There were two things that this book really reminded me of: 

(1) Proust - The way Proust writes about love, especially unrequited, or jilted love, felt so familiar as I was reading these descriptions of Felix and Nora and Jenny's love for Robin, and their feeling that something absolutely life-alteringly bad would happen if they didn't pursue it, even at their own peril. Here's one of Proust's lines as a reminder: 

And this malady which Swann's love had become had so proliferated, was so closely interwoven with all his habits, with all his actions, with his thoughts, his health, his sleep, his life, even with what he hoped for after his death, was so utterly inseparable from him, that it would have been impossible to eradicate it without almost entirely destroying him; as surgeons say, his love was no longer operable.

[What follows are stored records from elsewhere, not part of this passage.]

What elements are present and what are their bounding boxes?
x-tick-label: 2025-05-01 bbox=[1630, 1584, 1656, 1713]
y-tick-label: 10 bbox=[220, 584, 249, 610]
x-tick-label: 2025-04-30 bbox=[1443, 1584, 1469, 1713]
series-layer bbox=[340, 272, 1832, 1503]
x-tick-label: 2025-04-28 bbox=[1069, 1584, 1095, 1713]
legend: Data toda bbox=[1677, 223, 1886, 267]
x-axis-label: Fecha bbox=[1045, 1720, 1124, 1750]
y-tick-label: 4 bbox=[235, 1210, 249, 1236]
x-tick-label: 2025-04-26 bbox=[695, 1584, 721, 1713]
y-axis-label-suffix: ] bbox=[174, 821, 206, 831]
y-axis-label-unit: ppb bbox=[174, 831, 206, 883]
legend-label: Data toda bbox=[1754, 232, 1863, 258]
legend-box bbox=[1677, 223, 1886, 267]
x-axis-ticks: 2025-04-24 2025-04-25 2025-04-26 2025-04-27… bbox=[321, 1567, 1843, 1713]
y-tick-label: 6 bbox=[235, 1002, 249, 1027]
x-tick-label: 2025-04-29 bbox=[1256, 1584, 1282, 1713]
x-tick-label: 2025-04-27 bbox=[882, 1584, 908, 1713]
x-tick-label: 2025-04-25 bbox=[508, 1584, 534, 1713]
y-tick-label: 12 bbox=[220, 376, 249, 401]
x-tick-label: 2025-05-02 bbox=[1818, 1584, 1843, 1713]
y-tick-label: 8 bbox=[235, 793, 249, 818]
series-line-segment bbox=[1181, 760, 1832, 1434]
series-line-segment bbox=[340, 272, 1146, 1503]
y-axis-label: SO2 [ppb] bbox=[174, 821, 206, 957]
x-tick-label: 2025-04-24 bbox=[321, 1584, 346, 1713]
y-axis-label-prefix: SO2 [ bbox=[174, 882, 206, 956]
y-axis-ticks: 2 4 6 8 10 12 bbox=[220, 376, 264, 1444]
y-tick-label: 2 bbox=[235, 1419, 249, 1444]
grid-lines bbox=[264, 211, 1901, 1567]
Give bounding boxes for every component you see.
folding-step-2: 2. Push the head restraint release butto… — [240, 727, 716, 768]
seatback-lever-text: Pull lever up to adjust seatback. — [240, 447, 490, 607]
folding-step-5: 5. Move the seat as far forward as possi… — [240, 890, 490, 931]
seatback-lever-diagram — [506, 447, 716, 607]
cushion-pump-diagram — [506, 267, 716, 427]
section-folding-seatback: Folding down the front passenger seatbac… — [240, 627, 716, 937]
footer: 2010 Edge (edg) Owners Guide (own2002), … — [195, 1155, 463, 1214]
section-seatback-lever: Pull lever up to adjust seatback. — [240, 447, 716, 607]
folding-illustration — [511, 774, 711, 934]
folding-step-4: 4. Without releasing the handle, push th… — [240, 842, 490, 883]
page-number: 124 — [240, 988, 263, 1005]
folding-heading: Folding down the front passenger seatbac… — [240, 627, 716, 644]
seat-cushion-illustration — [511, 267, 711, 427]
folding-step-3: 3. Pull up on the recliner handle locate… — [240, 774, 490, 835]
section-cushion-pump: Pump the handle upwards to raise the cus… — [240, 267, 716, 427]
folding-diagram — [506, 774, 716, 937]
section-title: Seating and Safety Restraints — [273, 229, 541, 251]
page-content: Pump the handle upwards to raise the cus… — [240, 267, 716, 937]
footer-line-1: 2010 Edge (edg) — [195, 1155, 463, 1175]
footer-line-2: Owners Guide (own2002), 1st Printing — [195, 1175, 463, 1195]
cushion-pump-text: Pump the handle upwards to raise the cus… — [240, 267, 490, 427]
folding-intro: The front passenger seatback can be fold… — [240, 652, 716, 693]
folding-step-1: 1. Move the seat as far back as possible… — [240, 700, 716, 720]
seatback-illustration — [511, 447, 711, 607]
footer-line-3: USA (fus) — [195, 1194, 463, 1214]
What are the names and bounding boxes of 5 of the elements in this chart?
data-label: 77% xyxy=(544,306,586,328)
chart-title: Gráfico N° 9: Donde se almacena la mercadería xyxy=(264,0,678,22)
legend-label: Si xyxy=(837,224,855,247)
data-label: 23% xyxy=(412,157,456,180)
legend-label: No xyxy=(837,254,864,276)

Also, the way Barnes described music was very reminiscent of/made me nostalgic for the way Proust writes about classical music.  

(2) The Hours, by Michael Cunningham, particularly the Virginia Woolf narrative - something about the way that Robin was simultaneously desperately desired by her partners but also kind unable to be fixed in place or time felt very reminiscent of Woolf's wanderings and unwillingness/inability to stay moored to her husband. 

Lines I Liked (this is a trimmed down version, because there were so many!)

  • Hedvig had liked things in twos and threes.
  • She seemed to be expecting a bird. I love this line so much. What does it mean to be expecting a bird? I love it. 
  • He moved with a humble hysteria. Mm. This line is just so fantastic.
  • The last muscle of aristocracy is madness. Again. So great.
  • Her thoughts were in themselves a form of locomotion.
  • The darkness is the closet in which your lover roosts her heart. This was really in contention for the title, but ultimately I felt like the title captured Robin's intensity better.
  • An image is a stop the mind makes between uncertainties.
  • Bend down the tree of knowledge and you'll unroost a strange bird.
  • Do you think there is no lament in this world but your own? Again, could be a whole novel!
  • If you don't want to suffer you should tear yourself apart. God, so eloquent. 
I'll leave you with a few of my favorite lines, describing some of Robin's intense attachments. 

They were so 'haunted' of each other that separation was impossible.

The louder she cried out the farther away went the floor below, as if Robin and she, in their extremity, were a pair of opera glasses turned to the wrong end, diminishing in their painful love; a speed that ran away with the two ends of the building, stretching her apart.

With hope that you experience love, but perhaps never a love so passionately painful as that of falling in love with Robin Vote, I'll leave you to return to the rest of your day! Keep passing the open windows, keep safe, and keep reading! I'm on to Middlesex.